Sunday October 24th at 2 p.m., a curator’s and artist talk will take place on Hafnarborg’s fall exhibition Community of Sentient Beings. Director of Hafnarborg, Aldís Arnardóttir, and Hubert Gromny, co-curator of the exhibition, will lead the conversation. Hubert will talk about the exhibition concept, as well as his own work in the exhibition, along with artists Melanie Ubaldo and Gígja Jónsdóttir.
Looking at our connection to the world as a community of sentient beings will allow us to open various paths of investigation, whether it be the relationship between human and nature, human and culture, or human and human. The term sentient being allows us to abandon historically charged definitions, to think of personhood and humans more broadly. At the core of the concept, is an interrogation of the historical and social usage of a category of human, which concerns whom and what we consider part of a community.
Hubert Gromny (b. 1990) is an artist, researcher, curator and writer, based in Reykjavík, Iceland. He graduated with an MA from the Academy of Fine Arts in Cracow, and with BA in philosophy from Jagiellonian University in Cracow in 2015. His works are part of the public collection of Bunkier Sztuki in Cracow. He exhibited in Poland, Iceland, Germany and Mexico. Currently he is working on the intersection of photography, writing and sonic improvisation.
Gígja Jónsdóttir (b. 1991) approaches her subjects through various media such as performance, video, music and installation. Human beings and their staged and actual environment is Gígja’s main theme, as well as the dialogue and the relationship with the viewer. Gígja graduated with a master’s degree in fine art from the San Francisco Art Institute in the spring of 2018. She graduated from the Reykjavík School of Visual Arts in 2016 and from the contemporary dance department of The Iceland University of the Arts in 2013.
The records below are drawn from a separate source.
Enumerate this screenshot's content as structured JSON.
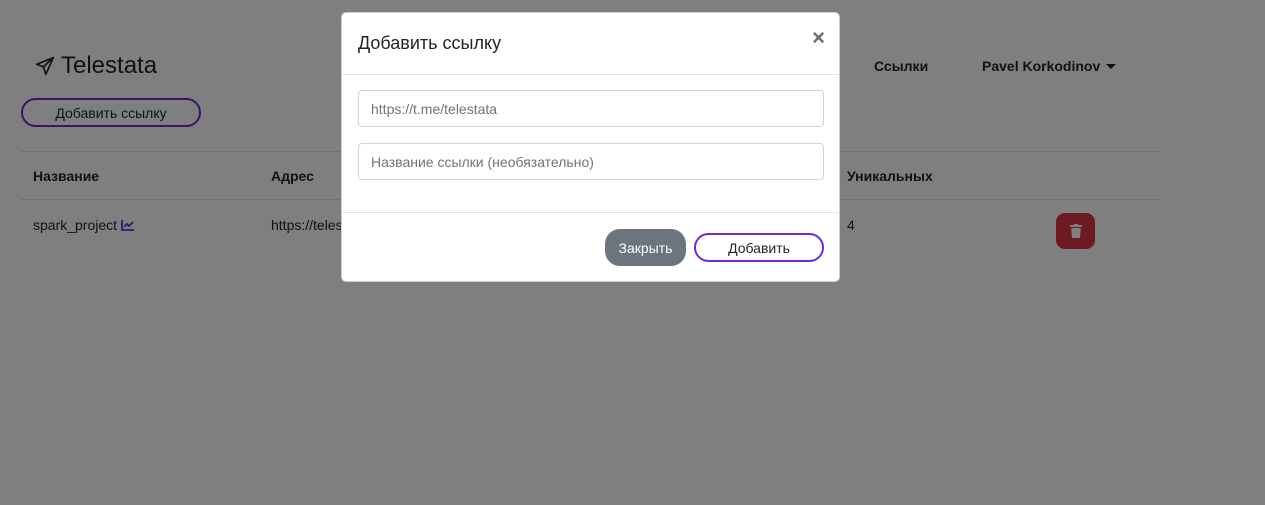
{
  "brand": {
    "name": "Telestata",
    "icon": "paper-plane-icon"
  },
  "nav": {
    "links_label": "Ссылки",
    "user_name": "Pavel Korkodinov"
  },
  "toolbar": {
    "add_link_label": "Добавить ссылку"
  },
  "table": {
    "headers": {
      "name": "Название",
      "address": "Адрес",
      "unique": "Уникальных"
    },
    "rows": [
      {
        "name": "spark_project",
        "address": "https://teles",
        "unique": "4"
      }
    ]
  },
  "modal": {
    "title": "Добавить ссылку",
    "close_symbol": "×",
    "url_placeholder": "https://t.me/telestata",
    "name_placeholder": "Название ссылки (необязательно)",
    "close_label": "Закрыть",
    "add_label": "Добавить"
  },
  "colors": {
    "accent": "#6f2bd6",
    "danger": "#dc3545",
    "secondary": "#6c757d"
  }
}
Melanie Ubaldo graduated with a BA in Fine Arts from Iceland University of Arts in 2016. In Melanie’s work image and text are inextricably linked, where deconstructionist paintings
incorporate text with graffiti-like vandalism oftentimes of her own crude experiences of others preconceptions thus exposing the power of immediate unreflected judgment. She has taken part in various group exhibitions locally and abroad; to name a few Kling&Bang, Hafnarborg, Gerdarsafn, Cycle Music and Arts Festival in Berlin and Argentina. Her work has since been acquired by the Reykjavik Museum for the permanent collection. Melanie is also the cofounder of Lucky 3, a collective of Icelandic artists of Filipino origins.